Two options
Network file systems
As suggested in the comments, there are various ways to make your local file accessible to other machines in your cluster using normal file system solutions. This is a great choice if accessible to you.
Load and scatter locally
If that doesn't work then you can always load data locally and scatter it out to the various workers of your cluster. If your file is larger than the memory of your single computer then you might have to do this piece by piece.
Single pass
If everything fits in memory then I would load the data normally and then scatter it out to a worker. You could split it out afterwards and spread it to other workers if desired:
import pandas
import dask.dataframe as dd
from dask.distributed import Client
client = Client('scheduler-address:8786')

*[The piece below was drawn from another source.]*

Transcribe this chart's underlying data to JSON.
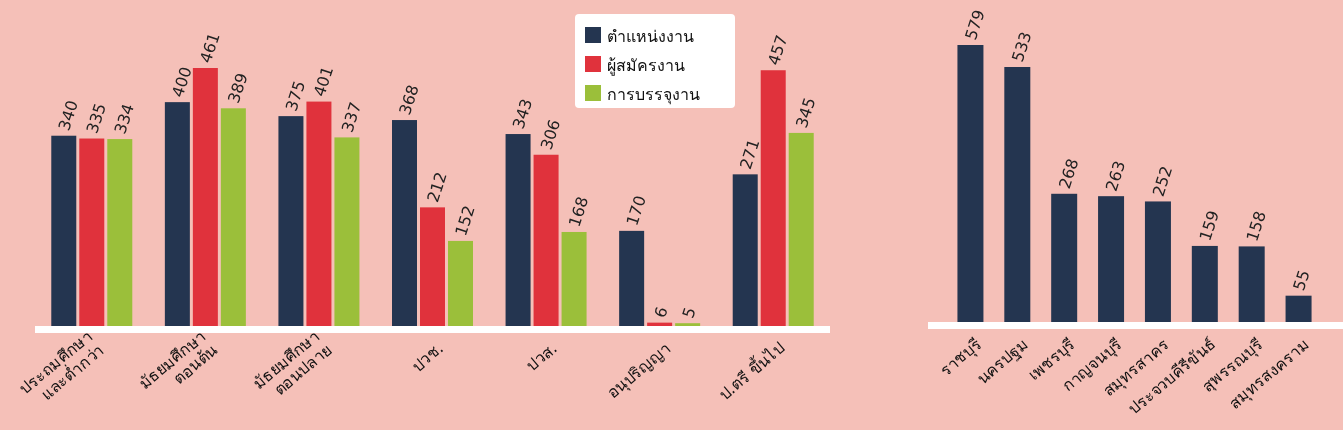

df = pd.read_csv('myfile.csv')
future = client.scatter(df) # send dataframe to one worker
ddf = dd.from_delayed([future], meta=df) # build dask.dataframe on remote data
ddf = ddf.repartition(npartitions=20).persist() # split
client.rebalance(ddf) # spread around all of your workers
Multiple bits
If you have multiple small files then you can iteratively load and scatter, perhaps in a for loop, and then make a dask.dataframe from many futures
futures = []
for fn in filenames:
df = pd.read_csv(fn)
future = client.scatter(df)
futures.append(future)
ddf = dd.from_delayed(futures, meta=df)
In this case you could probably skip the repartition and rebalance steps
If you have a single large file then you would probably have to do some splitting of it yourself, either with pd.read_csv(..., chunksize=...)